Interaction-induced dissipative quantum phase transition in a head-to-tail atomic Josephson junction

TL;DR

This paper predicts a dissipative quantum phase transition in a head-to-tail Bose Josephson junction driven by interatomic interactions, enabling observation without synthetic dissipation and revealing an interaction-controlled insulating phase.

Contribution

It introduces a novel dissipative phase transition mechanism in atomic Josephson junctions driven by intrinsic momentum coupling, expanding understanding of quantum phase transitions in cold atom systems.

Findings

Interaction strength acts as a damping parameter.

Insulating phase emerges with increased repulsive interactions.

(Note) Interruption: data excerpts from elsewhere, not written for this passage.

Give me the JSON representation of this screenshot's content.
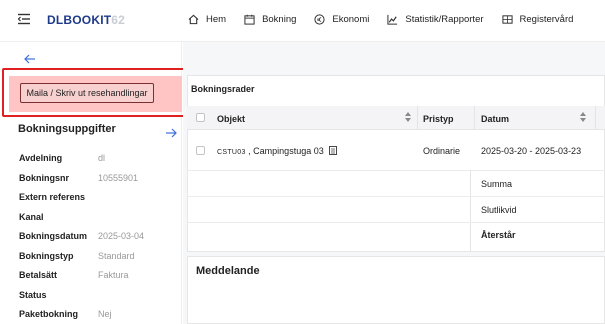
{
  "app": {
    "logo_brand": "DLBOOKIT",
    "logo_version": "62"
  },
  "nav": [
    {
      "label": "Hem",
      "icon": "home-icon"
    },
    {
      "label": "Bokning",
      "icon": "calendar-icon"
    },
    {
      "label": "Ekonomi",
      "icon": "currency-icon"
    },
    {
      "label": "Statistik/Rapporter",
      "icon": "chart-icon"
    },
    {
      "label": "Registervård",
      "icon": "grid-icon"
    }
  ],
  "sidebar": {
    "mail_button": "Maila / Skriv ut resehandlingar",
    "section_title": "Bokningsuppgifter",
    "details": [
      {
        "key": "Avdelning",
        "value": "dl"
      },
      {
        "key": "Bokningsnr",
        "value": "10555901"
      },
      {
        "key": "Extern referens",
        "value": ""
      },
      {
        "key": "Kanal",
        "value": ""
      },
      {
        "key": "Bokningsdatum",
        "value": "2025-03-04"
      },
      {
        "key": "Bokningstyp",
        "value": "Standard"
      },
      {
        "key": "Betalsätt",
        "value": "Faktura"
      },
      {
        "key": "Status",
        "value": ""
      },
      {
        "key": "Paketbokning",
        "value": "Nej"
      }
    ]
  },
  "bookings": {
    "title": "Bokningsrader",
    "columns": {
      "objekt": "Objekt",
      "pristyp": "Pristyp",
      "datum": "Datum"
    },
    "row": {
      "code": "CSTU03",
      "name": ", Campingstuga 03",
      "pristyp": "Ordinarie",
      "datum": "2025-03-20 - 2025-03-23"
    },
    "summary": {
      "summa": "Summa",
      "slutlikvid": "Slutlikvid",
      "aterstar": "Återstår"
    }
  },
  "message": {
    "title": "Meddelande"
  },
  "colors": {
    "brand": "#1e3a8a",
    "highlight": "#e02020",
    "pink": "#ffc4c4",
    "accent": "#3b6fd8"
  }
}
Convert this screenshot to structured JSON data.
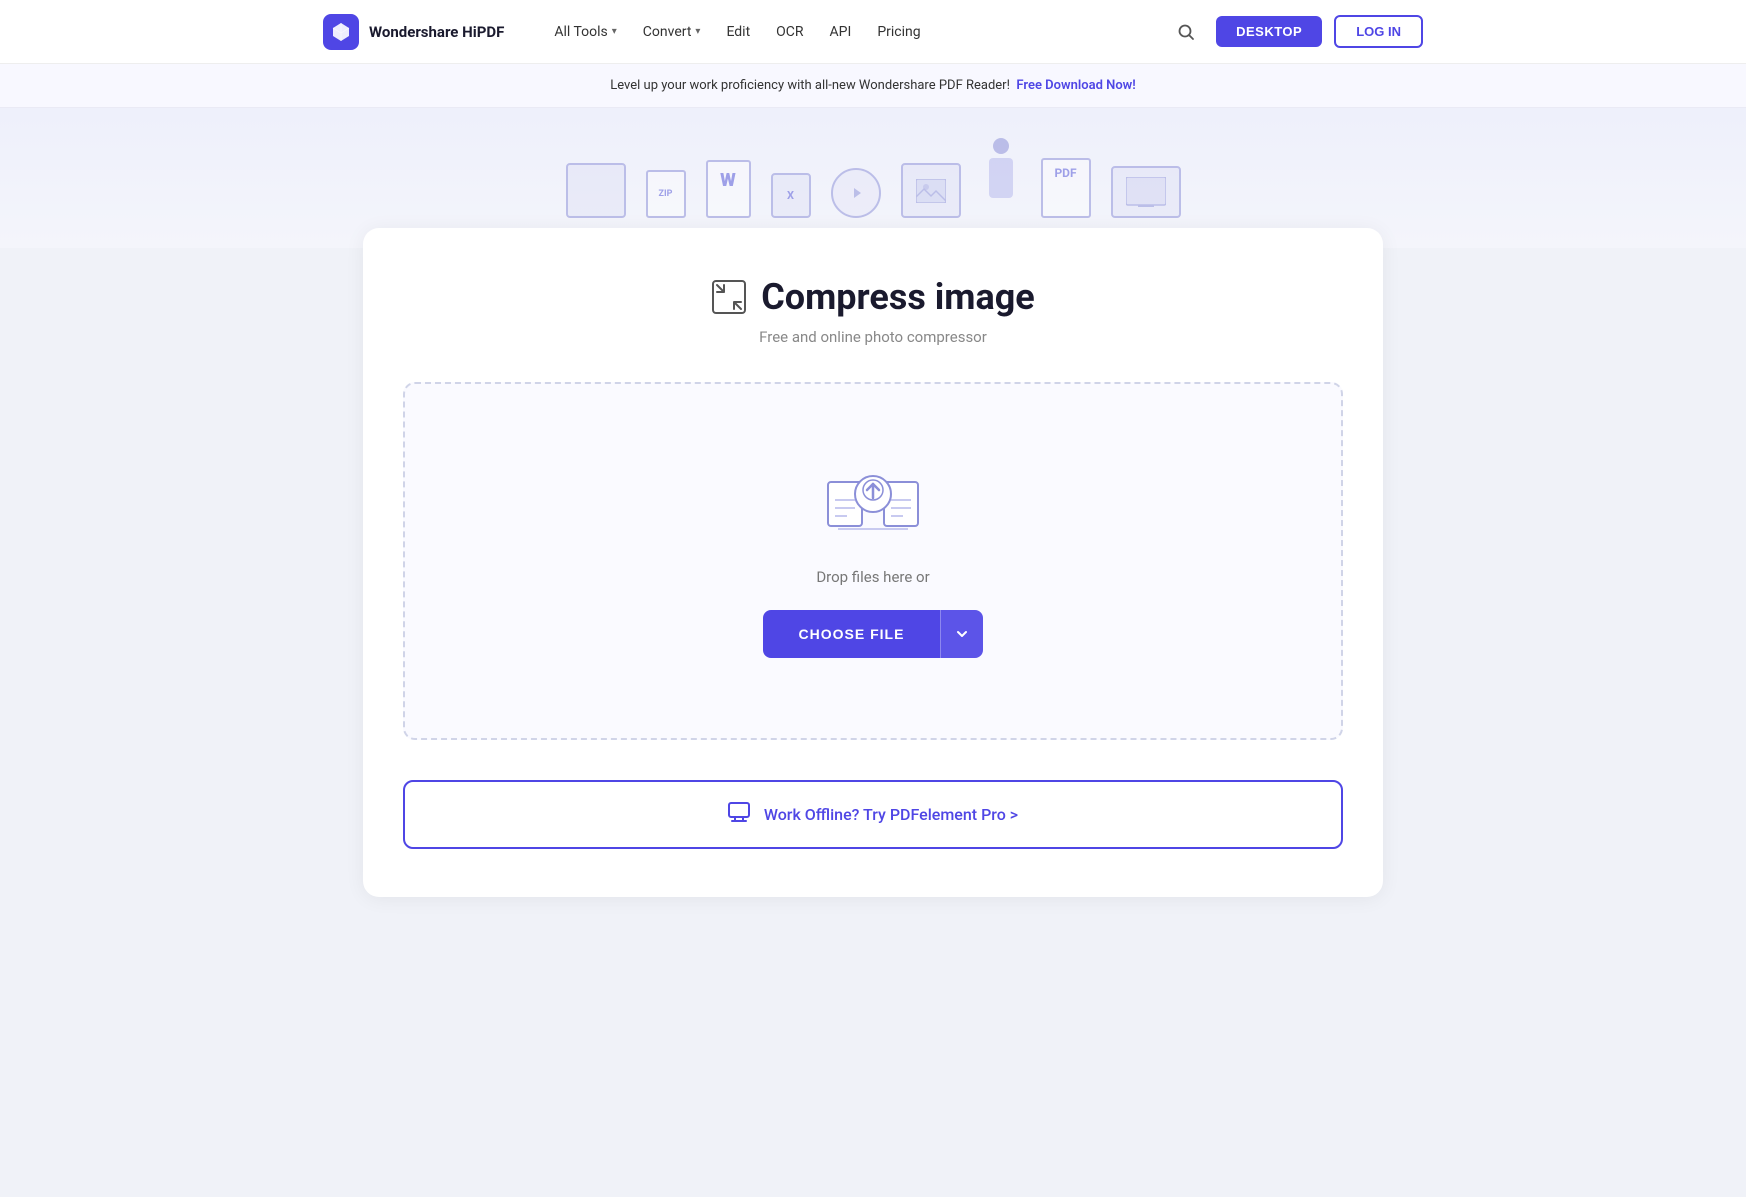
{
  "nav": {
    "logo_text": "Wondershare HiPDF",
    "links": [
      {
        "label": "All Tools",
        "has_chevron": true
      },
      {
        "label": "Convert",
        "has_chevron": true
      },
      {
        "label": "Edit",
        "has_chevron": false
      },
      {
        "label": "OCR",
        "has_chevron": false
      },
      {
        "label": "API",
        "has_chevron": false
      },
      {
        "label": "Pricing",
        "has_chevron": false
      }
    ],
    "desktop_btn": "DESKTOP",
    "login_btn": "LOG IN"
  },
  "banner": {
    "text": "Level up your work proficiency with all-new Wondershare PDF Reader!",
    "link_text": "Free Download Now!"
  },
  "tool": {
    "title": "Compress image",
    "subtitle": "Free and online photo compressor",
    "drop_text": "Drop files here or",
    "choose_file_label": "CHOOSE FILE"
  },
  "offline": {
    "text": "Work Offline? Try PDFelement Pro >"
  }
}
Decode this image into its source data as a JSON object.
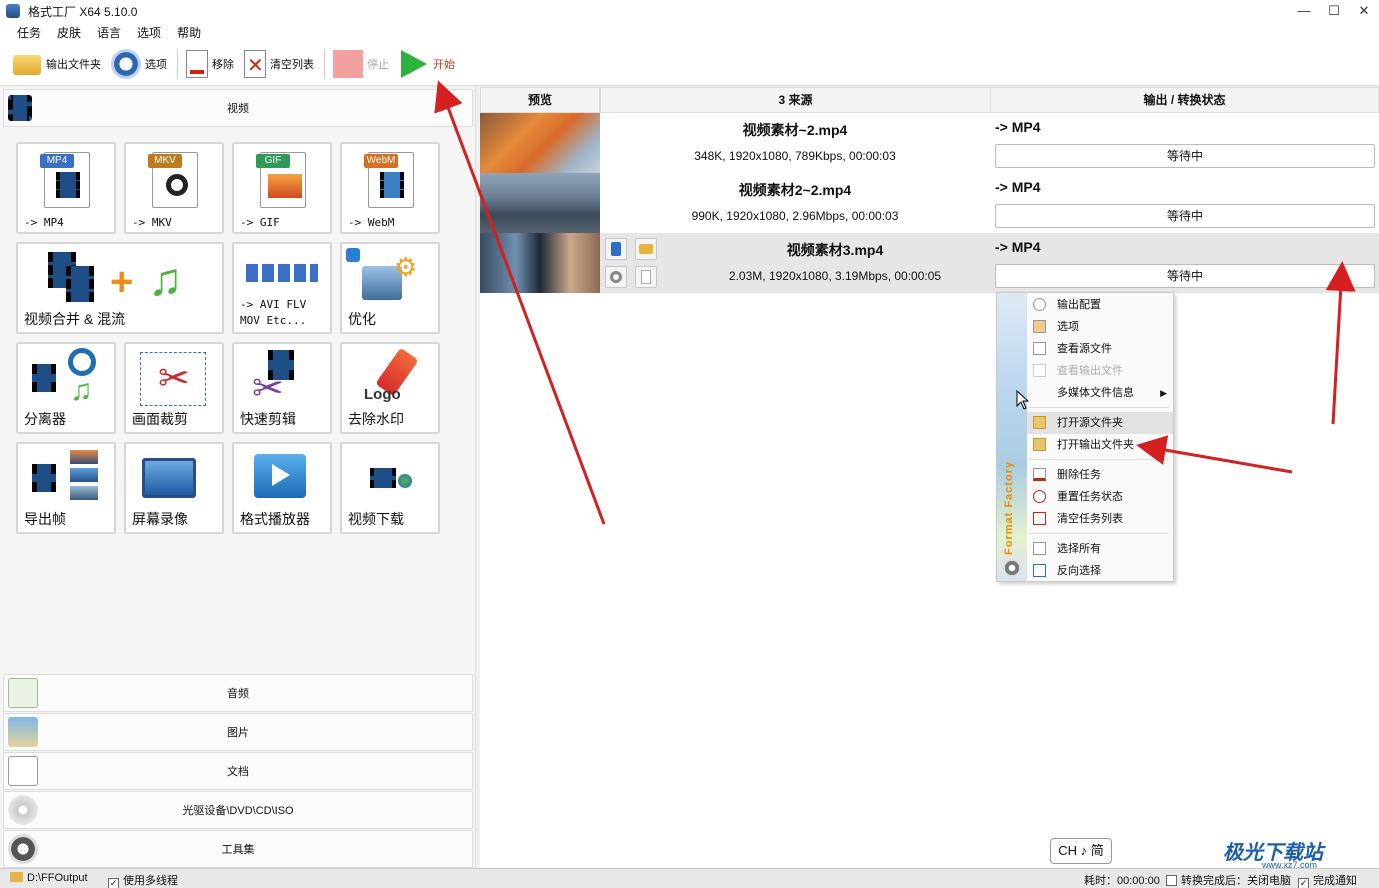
{
  "window": {
    "title": "格式工厂 X64 5.10.0",
    "minimize": "—",
    "maximize": "☐",
    "close": "✕"
  },
  "menu": [
    "任务",
    "皮肤",
    "语言",
    "选项",
    "帮助"
  ],
  "toolbar": {
    "output_folder": "输出文件夹",
    "options": "选项",
    "remove": "移除",
    "clear_list": "清空列表",
    "stop": "停止",
    "start": "开始"
  },
  "categories": {
    "video": "视频",
    "audio": "音频",
    "image": "图片",
    "document": "文档",
    "disc": "光驱设备\\DVD\\CD\\ISO",
    "tools": "工具集"
  },
  "video_tiles": [
    {
      "label": "-> MP4",
      "badge": "MP4"
    },
    {
      "label": "-> MKV",
      "badge": "MKV"
    },
    {
      "label": "-> GIF",
      "badge": "GIF"
    },
    {
      "label": "-> WebM",
      "badge": "WebM"
    },
    {
      "label": "视频合并 & 混流"
    },
    {
      "label": "-> AVI FLV\nMOV Etc..."
    },
    {
      "label": "优化"
    },
    {
      "label": "分离器"
    },
    {
      "label": "画面裁剪"
    },
    {
      "label": "快速剪辑"
    },
    {
      "label": "去除水印"
    },
    {
      "label": "导出帧"
    },
    {
      "label": "屏幕录像"
    },
    {
      "label": "格式播放器"
    },
    {
      "label": "视频下载"
    }
  ],
  "logo_text": "Logo",
  "task_list": {
    "headers": {
      "preview": "预览",
      "source": "3 来源",
      "output": "输出 / 转换状态"
    },
    "rows": [
      {
        "name": "视频素材~2.mp4",
        "info": "348K, 1920x1080, 789Kbps, 00:00:03",
        "output": "-> MP4",
        "status": "等待中"
      },
      {
        "name": "视频素材2~2.mp4",
        "info": "990K, 1920x1080, 2.96Mbps, 00:00:03",
        "output": "-> MP4",
        "status": "等待中"
      },
      {
        "name": "视频素材3.mp4",
        "info": "2.03M, 1920x1080, 3.19Mbps, 00:00:05",
        "output": "-> MP4",
        "status": "等待中"
      }
    ]
  },
  "context_menu": {
    "brand": "Format Factory",
    "items": [
      "输出配置",
      "选项",
      "查看源文件",
      "查看输出文件",
      "多媒体文件信息",
      "打开源文件夹",
      "打开输出文件夹",
      "删除任务",
      "重置任务状态",
      "清空任务列表",
      "选择所有",
      "反向选择"
    ]
  },
  "ime": "CH ♪ 简",
  "watermark": {
    "main": "极光下载站",
    "sub": "www.xz7.com"
  },
  "statusbar": {
    "output_path": "D:\\FFOutput",
    "multithread": "使用多线程",
    "elapsed": "耗时：00:00:00",
    "after_convert": "转换完成后：关闭电脑",
    "notify": "完成通知"
  }
}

Robust phase transition observed without synthetic dissipation.

Abstract

We propose a dissipative phase transition in a head-to-tail Bose Josephson junction. The quantum phase transition has the same origin as the one in a resistively shunted Josephson junction, but the intrinsic momentum coupling between the Josephson mode and the bath modes enables us to observe the dissipative phase transition without any synthetic dissipation. We show that the interatomic interaction strength plays the role of the damping parameter. Consequently, in contrast to a resistively shunted Josephson circuit, the Bose Josephson junction can exhibit an insulating phase in a wider parameter region by increasing the repulsive interaction strength, which is robust against nonperturbative effects. We argue that tight transverse confinement of the quasi-one-dimensional atomic gas allows us to reach the insulating phase.